Head for Le Vieux Bassin - and hope the Viking Longship replica is still there. :wink: 

Dave


----------



## KeithChesterfield (Mar 12, 2010)

Honfleur is now €9 per night inc EHU.

Over the bridge and room for over 200 MHs.


----------



## rugbyken (Jan 16, 2006)

the main aire at honfleurjust after the lidl should tick most boxes, and the wooden cathedral built by the shipwrights is well worth a look, but just in case at the island to turn down to honfleur after the pont de normandy, if you turn right in about a mile on the left at fiquefleur there is another aire not normally as crowded.


----------



## ojibway (May 9, 2005)

Hi Vanny
Honfleur is a great place to stop and spend a couple of days. Gets very full but you can usually find a spot though probably all the electric points will have been taken!
At le Mont Saint Michel there is a huge aire just by the Mont or you can stay at the private aire next to the campsite.
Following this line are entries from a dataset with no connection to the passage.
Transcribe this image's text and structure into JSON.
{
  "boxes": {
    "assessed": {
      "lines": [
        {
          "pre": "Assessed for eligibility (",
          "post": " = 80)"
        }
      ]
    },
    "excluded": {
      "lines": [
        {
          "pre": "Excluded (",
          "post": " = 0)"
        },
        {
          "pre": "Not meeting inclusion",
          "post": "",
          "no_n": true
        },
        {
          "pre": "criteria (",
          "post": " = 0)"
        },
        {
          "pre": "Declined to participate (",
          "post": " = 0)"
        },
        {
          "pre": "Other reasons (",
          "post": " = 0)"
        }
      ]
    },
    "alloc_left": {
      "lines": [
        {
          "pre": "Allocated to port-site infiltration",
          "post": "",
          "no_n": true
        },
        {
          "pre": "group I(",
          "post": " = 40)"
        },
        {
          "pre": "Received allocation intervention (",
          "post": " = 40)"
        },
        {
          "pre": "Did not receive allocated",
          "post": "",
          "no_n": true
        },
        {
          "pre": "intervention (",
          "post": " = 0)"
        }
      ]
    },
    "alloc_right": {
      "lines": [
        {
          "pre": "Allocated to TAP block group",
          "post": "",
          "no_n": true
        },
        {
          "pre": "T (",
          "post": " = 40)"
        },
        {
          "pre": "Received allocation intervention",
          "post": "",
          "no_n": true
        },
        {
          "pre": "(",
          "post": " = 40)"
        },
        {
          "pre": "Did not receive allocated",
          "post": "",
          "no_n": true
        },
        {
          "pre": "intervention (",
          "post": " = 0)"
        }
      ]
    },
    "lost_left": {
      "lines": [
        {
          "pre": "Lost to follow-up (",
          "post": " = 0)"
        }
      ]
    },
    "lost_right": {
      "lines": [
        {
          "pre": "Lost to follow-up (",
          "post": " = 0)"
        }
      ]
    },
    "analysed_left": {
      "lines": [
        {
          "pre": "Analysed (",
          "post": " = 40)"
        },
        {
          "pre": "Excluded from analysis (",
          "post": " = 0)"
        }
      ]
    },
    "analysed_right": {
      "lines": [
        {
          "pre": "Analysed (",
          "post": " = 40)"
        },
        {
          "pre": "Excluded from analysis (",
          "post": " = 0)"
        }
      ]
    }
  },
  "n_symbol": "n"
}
Its like a proper campsite but for motorhomes only - very reasonable (7eu last time we were there) and electric hookups and water included!
Have a great time! 
We are off to France in 10 days, heading whichever way the van chooses to go!
Mike and Annie


----------



## spencer (Feb 2, 2009)

Hi vanny,


Deauville(unoffical Aire) at the marina FREE you can generally get in there, or try Arromanche next to the 360 degree cinema on top of the cliffs ( lovely views ) there is an aire in the town but always crowded but they allow you to use the car park oppersite, and last of all there is a campsite in the town all well sign posted. good luck hope this helps.

Regards Bryn


----------